Townsend, Tennessee - Fly Fishing in the Great Smoky Mountains National Park, East Tennessee and Western North Carolina

Welcome to the Fishing Report and “Happy New Years Eve”.  Another one slipped by quickly.  It is foggy and 31 degrees in Townsend, Tennessee this morning.  When I say foggy, I mean it is really foggy. 

Little River still continues to flow strong at 598 cubic feet per second (cfs) or 2.9 feet on the flow gauge.  Median flow for this date is 296 cfs.  The water temperature at 8:15 am is 43.3 degrees.

Some anglers are fishing in the Park.  Their results are varied.  Fishing was better a week ago when the water was warmer.  The water temperature hit nearly 48 degrees on Christmas Eve. Fishing was pretty good that day. It was close to 47 degrees day before yesterday.  Now, it is lower.

The brown trout have been fairly active.  One of our regular local customers told me yesterday he has been catching some nice fish.  I think fishing will improve, especially tomorrow.  It is going to be sunny and warm, over 50 degrees in the valley.  Then, cold temperatures will move in Thursday night.  We even have a 40% chance for snow.  Friday will be sunny and cold with a high in the low 30’s.  I believe tomorrow might be your day.  Most of us, even us, will be off tomorrow.

Use nymphs and get them down.  Don’t do much wading.  High sticking close to the bank is what I would do.  Be careful.  The streams are swift and cold.  Falling in could have very negative consequences.  The water levels will continue to drop today and tomorrow.  How much, I don’t know.  Little River has been dropping slowly or so it seems.

At my age, time moves fast.  Spring will be here soon.  Last year, (I think) we had spring hatches in February.  Maybe it was the year before that.  In 2013, spring came late.  And, on top of that, we had lots of rain.  Those conditions kept us off the streams for weeks.  We don’t know what will happen this spring but as a business that caters to fly fishermen, we need to be ready by late February, just in case.

Being ready means, thousands of flies in the bins and in back stock.  It means, leaders and tippet packed on the walls.  Quill Gordon and Blue Quill dry flies better be here.  We’ll need lots of floatant.  Instead of the usual 100 bottles of Frogs Fanny, we better have a lot more.  Then, we will wait for Spring to break. 

Spring trout fishing activity picks up in the Smokies when the water temperature reaches somewhere near 50 degrees and stays there for a few days.  The early bugs start popping off the water.  Trout begin to slurp them down.  I am getting excited just writing about it.

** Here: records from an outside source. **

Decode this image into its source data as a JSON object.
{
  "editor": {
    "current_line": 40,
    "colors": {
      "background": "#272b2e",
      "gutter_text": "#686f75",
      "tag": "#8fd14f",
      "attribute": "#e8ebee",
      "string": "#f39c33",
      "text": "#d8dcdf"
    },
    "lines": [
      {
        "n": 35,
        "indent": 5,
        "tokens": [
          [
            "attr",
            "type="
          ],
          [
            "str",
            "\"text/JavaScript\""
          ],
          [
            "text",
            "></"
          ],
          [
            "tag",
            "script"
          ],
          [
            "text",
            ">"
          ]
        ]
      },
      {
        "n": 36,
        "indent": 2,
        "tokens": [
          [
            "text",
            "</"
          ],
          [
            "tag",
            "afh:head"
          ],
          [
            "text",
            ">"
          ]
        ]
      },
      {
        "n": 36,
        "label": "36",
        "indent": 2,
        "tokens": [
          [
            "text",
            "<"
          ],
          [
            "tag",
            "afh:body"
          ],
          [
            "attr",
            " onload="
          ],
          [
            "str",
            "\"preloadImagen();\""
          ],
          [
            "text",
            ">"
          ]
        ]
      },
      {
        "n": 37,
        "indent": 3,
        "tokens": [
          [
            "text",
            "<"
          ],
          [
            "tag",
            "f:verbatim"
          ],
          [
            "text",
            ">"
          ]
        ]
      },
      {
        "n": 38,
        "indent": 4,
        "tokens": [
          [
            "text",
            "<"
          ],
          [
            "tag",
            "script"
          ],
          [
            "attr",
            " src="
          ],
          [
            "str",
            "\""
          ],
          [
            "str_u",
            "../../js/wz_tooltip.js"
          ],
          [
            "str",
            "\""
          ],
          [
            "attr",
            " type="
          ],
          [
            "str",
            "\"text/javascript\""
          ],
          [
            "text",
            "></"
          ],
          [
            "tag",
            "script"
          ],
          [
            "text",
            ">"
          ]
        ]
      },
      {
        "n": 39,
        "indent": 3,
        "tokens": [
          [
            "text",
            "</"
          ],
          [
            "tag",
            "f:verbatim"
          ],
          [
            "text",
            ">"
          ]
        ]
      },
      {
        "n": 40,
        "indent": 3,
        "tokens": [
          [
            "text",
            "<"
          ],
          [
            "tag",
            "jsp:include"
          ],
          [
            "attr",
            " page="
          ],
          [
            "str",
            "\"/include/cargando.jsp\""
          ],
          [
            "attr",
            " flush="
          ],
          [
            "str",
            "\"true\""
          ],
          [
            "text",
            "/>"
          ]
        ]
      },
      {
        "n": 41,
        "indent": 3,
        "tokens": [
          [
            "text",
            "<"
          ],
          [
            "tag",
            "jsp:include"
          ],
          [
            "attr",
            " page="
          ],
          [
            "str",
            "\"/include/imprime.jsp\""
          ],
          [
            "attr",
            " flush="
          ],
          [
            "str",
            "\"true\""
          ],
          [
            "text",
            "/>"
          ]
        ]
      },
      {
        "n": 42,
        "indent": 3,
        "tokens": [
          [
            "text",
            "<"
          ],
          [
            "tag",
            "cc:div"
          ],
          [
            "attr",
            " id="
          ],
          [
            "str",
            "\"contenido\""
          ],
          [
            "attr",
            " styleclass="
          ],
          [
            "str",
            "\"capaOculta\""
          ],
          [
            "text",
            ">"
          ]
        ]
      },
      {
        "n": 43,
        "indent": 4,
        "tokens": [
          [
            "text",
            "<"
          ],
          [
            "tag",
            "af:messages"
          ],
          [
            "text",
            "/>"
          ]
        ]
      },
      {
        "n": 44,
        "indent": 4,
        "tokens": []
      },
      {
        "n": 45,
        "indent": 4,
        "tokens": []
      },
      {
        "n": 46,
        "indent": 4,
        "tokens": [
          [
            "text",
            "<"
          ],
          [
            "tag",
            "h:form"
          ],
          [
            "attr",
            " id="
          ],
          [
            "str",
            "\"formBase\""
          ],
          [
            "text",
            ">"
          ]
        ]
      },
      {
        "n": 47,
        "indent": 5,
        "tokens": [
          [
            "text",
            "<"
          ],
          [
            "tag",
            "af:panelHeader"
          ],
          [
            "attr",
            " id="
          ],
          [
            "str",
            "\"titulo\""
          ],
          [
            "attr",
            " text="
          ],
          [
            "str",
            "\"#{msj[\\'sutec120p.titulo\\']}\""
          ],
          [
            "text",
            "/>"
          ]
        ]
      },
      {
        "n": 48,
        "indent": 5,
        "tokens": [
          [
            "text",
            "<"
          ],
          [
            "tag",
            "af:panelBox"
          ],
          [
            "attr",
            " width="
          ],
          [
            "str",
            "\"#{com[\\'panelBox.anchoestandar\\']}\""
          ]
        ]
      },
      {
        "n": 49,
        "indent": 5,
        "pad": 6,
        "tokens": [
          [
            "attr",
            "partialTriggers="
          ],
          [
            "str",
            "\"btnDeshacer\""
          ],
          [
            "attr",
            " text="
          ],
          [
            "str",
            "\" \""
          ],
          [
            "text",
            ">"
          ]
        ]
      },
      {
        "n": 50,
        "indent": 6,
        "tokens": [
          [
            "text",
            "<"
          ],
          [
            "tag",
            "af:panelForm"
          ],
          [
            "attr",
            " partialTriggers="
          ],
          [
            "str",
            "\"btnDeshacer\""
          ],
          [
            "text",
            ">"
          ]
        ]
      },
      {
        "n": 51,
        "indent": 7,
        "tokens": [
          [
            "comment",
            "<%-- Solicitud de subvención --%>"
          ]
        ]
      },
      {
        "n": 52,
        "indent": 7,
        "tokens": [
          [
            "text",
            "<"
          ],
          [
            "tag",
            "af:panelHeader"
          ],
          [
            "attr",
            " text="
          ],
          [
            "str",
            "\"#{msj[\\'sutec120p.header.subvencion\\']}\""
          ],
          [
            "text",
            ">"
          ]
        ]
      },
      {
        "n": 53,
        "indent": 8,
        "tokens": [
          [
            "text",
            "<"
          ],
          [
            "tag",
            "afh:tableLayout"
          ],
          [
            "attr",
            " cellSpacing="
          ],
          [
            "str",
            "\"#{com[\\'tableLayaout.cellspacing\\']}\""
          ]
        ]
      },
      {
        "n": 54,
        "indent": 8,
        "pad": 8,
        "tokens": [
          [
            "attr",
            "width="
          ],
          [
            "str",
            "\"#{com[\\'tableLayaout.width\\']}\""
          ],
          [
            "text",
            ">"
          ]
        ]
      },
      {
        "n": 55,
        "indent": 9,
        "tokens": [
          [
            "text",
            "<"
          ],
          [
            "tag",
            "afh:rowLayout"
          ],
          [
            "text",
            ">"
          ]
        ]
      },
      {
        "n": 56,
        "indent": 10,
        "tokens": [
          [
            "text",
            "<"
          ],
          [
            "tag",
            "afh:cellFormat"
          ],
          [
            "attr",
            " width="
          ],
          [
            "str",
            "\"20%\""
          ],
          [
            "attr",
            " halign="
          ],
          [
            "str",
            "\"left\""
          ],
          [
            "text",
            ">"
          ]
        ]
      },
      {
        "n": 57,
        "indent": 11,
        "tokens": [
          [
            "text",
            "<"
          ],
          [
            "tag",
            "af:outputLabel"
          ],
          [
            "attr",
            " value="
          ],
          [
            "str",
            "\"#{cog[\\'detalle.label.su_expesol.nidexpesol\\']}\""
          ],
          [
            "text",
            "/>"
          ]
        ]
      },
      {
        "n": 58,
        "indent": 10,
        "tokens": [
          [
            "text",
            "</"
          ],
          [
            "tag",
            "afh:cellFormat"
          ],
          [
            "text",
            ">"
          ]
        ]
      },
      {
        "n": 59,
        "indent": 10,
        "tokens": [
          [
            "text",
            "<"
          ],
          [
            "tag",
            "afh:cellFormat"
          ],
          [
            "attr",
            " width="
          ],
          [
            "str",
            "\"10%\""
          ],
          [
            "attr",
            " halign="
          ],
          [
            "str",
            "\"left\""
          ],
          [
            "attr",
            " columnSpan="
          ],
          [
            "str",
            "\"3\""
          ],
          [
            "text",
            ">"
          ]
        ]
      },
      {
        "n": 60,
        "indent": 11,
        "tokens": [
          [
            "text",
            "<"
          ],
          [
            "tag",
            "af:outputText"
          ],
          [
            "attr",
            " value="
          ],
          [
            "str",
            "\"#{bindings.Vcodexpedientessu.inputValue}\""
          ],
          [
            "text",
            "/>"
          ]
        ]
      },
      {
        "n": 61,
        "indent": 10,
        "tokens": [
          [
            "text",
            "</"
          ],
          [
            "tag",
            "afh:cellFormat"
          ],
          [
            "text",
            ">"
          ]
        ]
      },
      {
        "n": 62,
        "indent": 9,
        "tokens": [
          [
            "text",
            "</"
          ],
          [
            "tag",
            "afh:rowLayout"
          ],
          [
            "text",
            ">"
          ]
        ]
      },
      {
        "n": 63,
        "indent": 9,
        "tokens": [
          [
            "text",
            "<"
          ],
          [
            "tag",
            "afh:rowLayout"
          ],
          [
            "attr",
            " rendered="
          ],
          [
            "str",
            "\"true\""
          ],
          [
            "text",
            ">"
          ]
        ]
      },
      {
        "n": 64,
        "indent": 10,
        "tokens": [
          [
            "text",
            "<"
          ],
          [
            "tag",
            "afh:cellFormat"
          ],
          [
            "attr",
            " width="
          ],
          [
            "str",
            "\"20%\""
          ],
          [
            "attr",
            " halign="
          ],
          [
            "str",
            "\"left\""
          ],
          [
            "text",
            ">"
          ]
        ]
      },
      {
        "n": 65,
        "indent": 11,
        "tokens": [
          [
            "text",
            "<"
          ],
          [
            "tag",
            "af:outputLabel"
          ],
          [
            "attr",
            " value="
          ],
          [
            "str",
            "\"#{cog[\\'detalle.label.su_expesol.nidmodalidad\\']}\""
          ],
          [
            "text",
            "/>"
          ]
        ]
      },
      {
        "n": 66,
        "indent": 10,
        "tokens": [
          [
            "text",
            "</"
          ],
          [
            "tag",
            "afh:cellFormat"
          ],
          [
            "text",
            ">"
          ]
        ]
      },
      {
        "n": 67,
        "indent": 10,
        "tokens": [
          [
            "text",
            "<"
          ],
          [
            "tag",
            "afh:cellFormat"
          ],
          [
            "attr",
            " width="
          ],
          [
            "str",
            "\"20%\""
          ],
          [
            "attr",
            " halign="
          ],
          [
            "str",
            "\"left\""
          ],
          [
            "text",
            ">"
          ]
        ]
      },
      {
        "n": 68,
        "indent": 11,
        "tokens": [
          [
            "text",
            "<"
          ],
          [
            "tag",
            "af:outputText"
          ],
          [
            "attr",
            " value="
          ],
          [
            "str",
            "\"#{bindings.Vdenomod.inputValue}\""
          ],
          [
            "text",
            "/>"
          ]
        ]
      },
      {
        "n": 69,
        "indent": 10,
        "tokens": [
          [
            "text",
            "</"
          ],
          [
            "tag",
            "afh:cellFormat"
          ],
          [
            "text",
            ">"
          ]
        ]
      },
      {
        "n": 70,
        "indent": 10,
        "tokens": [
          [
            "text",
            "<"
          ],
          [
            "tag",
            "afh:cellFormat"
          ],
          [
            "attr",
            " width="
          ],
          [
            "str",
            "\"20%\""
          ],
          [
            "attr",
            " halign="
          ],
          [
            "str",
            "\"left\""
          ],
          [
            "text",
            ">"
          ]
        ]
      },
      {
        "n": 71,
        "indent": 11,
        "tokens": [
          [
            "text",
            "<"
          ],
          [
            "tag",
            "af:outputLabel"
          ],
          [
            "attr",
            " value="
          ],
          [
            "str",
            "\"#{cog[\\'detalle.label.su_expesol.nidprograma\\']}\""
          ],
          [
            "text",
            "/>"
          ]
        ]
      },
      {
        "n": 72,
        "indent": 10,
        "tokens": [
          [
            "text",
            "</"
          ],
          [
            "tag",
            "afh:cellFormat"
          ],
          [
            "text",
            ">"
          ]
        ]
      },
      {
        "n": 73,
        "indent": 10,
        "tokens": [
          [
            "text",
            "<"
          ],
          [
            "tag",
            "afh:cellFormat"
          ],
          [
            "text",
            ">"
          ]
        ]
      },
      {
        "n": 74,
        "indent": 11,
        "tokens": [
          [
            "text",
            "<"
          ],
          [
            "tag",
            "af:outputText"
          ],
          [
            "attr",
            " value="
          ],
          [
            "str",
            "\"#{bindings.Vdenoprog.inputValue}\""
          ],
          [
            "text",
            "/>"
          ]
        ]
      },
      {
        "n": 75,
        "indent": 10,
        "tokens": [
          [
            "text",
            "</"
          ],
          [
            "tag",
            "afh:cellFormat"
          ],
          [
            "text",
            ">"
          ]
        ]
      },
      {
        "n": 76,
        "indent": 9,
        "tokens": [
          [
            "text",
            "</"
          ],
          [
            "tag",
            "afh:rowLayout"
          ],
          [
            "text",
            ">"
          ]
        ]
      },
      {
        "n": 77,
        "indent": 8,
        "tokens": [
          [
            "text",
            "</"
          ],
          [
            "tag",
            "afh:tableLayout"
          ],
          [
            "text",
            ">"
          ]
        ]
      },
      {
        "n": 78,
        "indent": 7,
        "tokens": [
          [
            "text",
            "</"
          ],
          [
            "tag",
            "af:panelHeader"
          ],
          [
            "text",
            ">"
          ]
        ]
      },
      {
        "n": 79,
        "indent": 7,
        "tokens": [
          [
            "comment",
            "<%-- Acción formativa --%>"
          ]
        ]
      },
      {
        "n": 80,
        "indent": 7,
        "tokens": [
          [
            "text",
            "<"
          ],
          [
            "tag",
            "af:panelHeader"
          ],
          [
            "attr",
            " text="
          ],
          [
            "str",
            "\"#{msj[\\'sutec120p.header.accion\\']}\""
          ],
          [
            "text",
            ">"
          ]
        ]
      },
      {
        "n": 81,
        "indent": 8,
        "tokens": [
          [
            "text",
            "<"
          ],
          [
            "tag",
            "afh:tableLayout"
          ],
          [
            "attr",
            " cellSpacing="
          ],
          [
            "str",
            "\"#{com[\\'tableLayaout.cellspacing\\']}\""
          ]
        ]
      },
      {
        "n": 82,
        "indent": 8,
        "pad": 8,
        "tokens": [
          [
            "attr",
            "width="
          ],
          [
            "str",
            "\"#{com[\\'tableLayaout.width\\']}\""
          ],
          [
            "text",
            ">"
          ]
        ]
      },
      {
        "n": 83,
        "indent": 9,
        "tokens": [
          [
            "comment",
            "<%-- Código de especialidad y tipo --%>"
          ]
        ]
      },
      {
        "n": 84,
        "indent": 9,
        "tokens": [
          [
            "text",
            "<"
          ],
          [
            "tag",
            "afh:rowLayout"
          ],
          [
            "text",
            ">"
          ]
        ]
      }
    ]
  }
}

The word gets out quickly.  I try to be conservative and not get your hopes up too much.  But, when it happens, it happens in the lower elevations where the water is warmer.  Then, the activity moves up to the higher elevations.  What begins is a long time period, over a few months, when different aquatic insects mate.  The insects are the darker varieties at first.  Those that hatch later are lighter.  You may see dark mayflies on the water up high, and the later insects on the water down low.  Spring is an awesome time to be here unless we have too much rain.  When the fishing gets really good is mostly dependent on water temperature and the weather.  Sometimes it is in late February but most likely sometime in March.

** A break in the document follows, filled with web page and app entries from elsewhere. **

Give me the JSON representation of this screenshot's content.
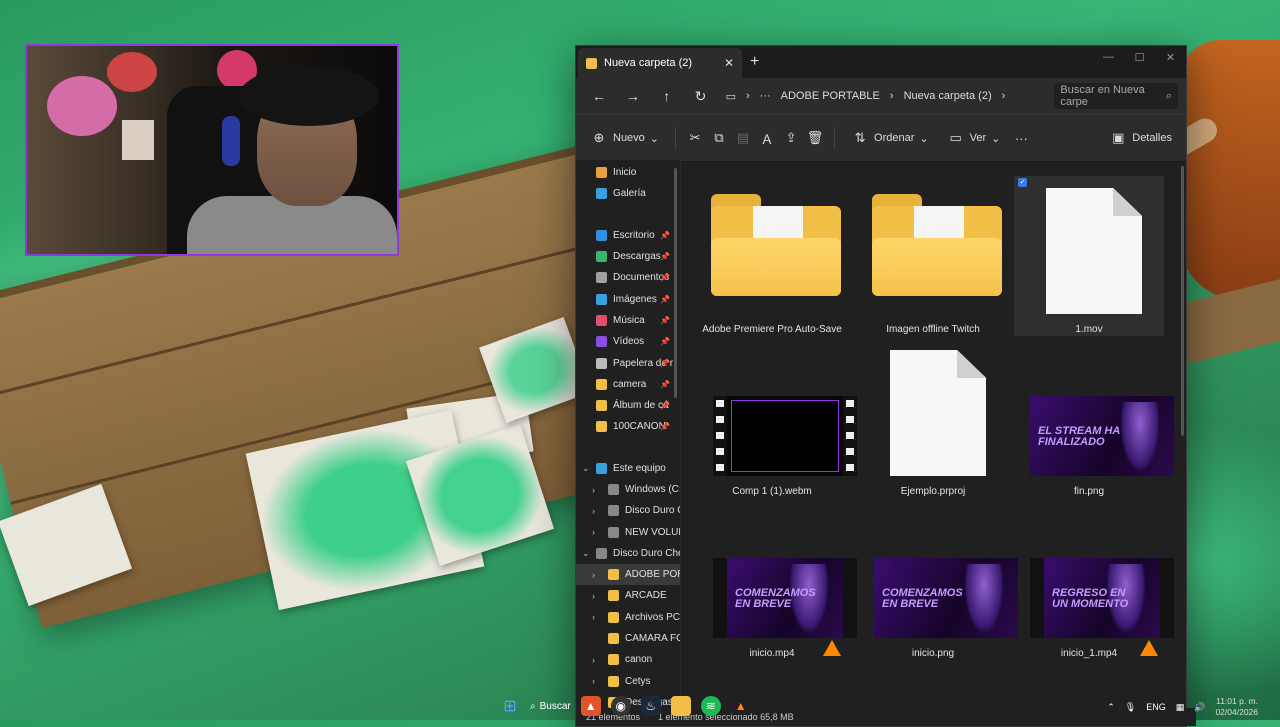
{
  "explorer": {
    "tab_title": "Nueva carpeta (2)",
    "breadcrumb": [
      "ADOBE PORTABLE",
      "Nueva carpeta (2)"
    ],
    "search_placeholder": "Buscar en Nueva carpe",
    "toolbar": {
      "new_label": "Nuevo",
      "sort_label": "Ordenar",
      "view_label": "Ver",
      "details_label": "Detalles"
    },
    "sidebar": {
      "quick": [
        {
          "label": "Inicio",
          "color": "#e8a040"
        },
        {
          "label": "Galería",
          "color": "#3aa0e0"
        }
      ],
      "pinned": [
        {
          "label": "Escritorio",
          "color": "#2f8fe0"
        },
        {
          "label": "Descargas",
          "color": "#3cb371"
        },
        {
          "label": "Documentos",
          "color": "#a0a0a0"
        },
        {
          "label": "Imágenes",
          "color": "#3aa0e0"
        },
        {
          "label": "Música",
          "color": "#e0506a"
        },
        {
          "label": "Vídeos",
          "color": "#8a4fe0"
        },
        {
          "label": "Papelera de r",
          "color": "#bbbbbb"
        },
        {
          "label": "camera",
          "color": "#f1be46"
        },
        {
          "label": "Álbum de cá",
          "color": "#f1be46"
        },
        {
          "label": "100CANON",
          "color": "#f1be46"
        }
      ],
      "tree": [
        {
          "label": "Este equipo",
          "color": "#3aa0e0",
          "chev": "v",
          "indent": 0
        },
        {
          "label": "Windows (C:)",
          "color": "#888888",
          "chev": ">",
          "indent": 1
        },
        {
          "label": "Disco Duro Ch",
          "color": "#888888",
          "chev": ">",
          "indent": 1
        },
        {
          "label": "NEW VOLUME",
          "color": "#888888",
          "chev": ">",
          "indent": 1
        },
        {
          "label": "Disco Duro Che",
          "color": "#888888",
          "chev": "v",
          "indent": 0
        },
        {
          "label": "ADOBE PORTA",
          "color": "#f1be46",
          "chev": ">",
          "indent": 1,
          "selected": true
        },
        {
          "label": "ARCADE",
          "color": "#f1be46",
          "chev": ">",
          "indent": 1
        },
        {
          "label": "Archivos PC",
          "color": "#f1be46",
          "chev": ">",
          "indent": 1
        },
        {
          "label": "CAMARA FOTO",
          "color": "#f1be46",
          "chev": "",
          "indent": 1
        },
        {
          "label": "canon",
          "color": "#f1be46",
          "chev": ">",
          "indent": 1
        },
        {
          "label": "Cetys",
          "color": "#f1be46",
          "chev": ">",
          "indent": 1
        },
        {
          "label": "Descargas",
          "color": "#f1be46",
          "chev": ">",
          "indent": 1
        }
      ]
    },
    "files": [
      {
        "name": "Adobe Premiere Pro Auto-Save",
        "kind": "folder"
      },
      {
        "name": "Imagen offline Twitch",
        "kind": "folder"
      },
      {
        "name": "1.mov",
        "kind": "file",
        "selected": true
      },
      {
        "name": "Comp 1 (1).webm",
        "kind": "film"
      },
      {
        "name": "Ejemplo.prproj",
        "kind": "file"
      },
      {
        "name": "fin.png",
        "kind": "promo",
        "promo_text": "EL STREAM HA\nFINALIZADO"
      },
      {
        "name": "inicio.mp4",
        "kind": "film-promo",
        "promo_text": "COMENZAMOS\nEN BREVE",
        "vlc": true
      },
      {
        "name": "inicio.png",
        "kind": "promo",
        "promo_text": "COMENZAMOS\nEN BREVE"
      },
      {
        "name": "inicio_1.mp4",
        "kind": "film-promo",
        "promo_text": "REGRESO EN\nUN MOMENTO",
        "vlc": true
      }
    ],
    "status": {
      "count": "21 elementos",
      "selection": "1 elemento seleccionado  65,8 MB"
    }
  },
  "taskbar": {
    "search_label": "Buscar",
    "lang": "ENG",
    "time": "11:01 p. m.",
    "date": "02/04/2026"
  }
}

People who fly fish for smallmouth bass are watching the water temperature too.  I look for 55 degree water.  Sixty degrees is even better.  When those fierce fish start moving around and thinking about spawning, good times can be had by all.  We have so much good smallmouth bass water around here, it’s hard to decide where to start.  Little River or the Little Pigeon is where I will start. 

So, we’ve got a couple of months or maybe longer to get ready.  Getting ready is my favorite part of the game.  After all, anticipation is what brought us to this sport.  Whether we are at home tying flies or making a cast into our favorite trout stream, it’s that “anticipation” that we love.  “I am anticipating that this fly will be the perfect one.”  “Will I get a strike on this cast?”  “I’ve got him on, will I get him in?”  We don’t know!  We think we know.  We hope we know.  Sometimes we are right, and often we are wrong.  Isn’t that why we do this? 

Well, that’s only part of it.  We really love being where we are when we are fly fishing.  We are close to God.  We admire what he created.  And we are thankful for that.

Paula can tell you this.  I spend a lot of time just driving the boat around the lake doing about one mile per hour.  I could do that all day.  I look at the water, the mountains, the eagles and ospreys, and just slowly take in that beautiful setting.  I love watching fish swim.  I don’t have to catch fish to enjoy them.

I can sit for hours and watch a stream.  You would think I’m watching the same thing over and over.  That’s not true.  Streams have subtle changes that occur every second.  Stream watching, over a long period of time, has a mesmerizing affect on my brain.  I feel relaxed.  You know what I am talking about don’t you?

It won’t be long!

I didn’t plan to say all of this today.  It just happened.

We will be closed tomorrow but open again Thursday.

Have a great day, a super New Year and make some time for fly fishing anticipation.  It’s good for you.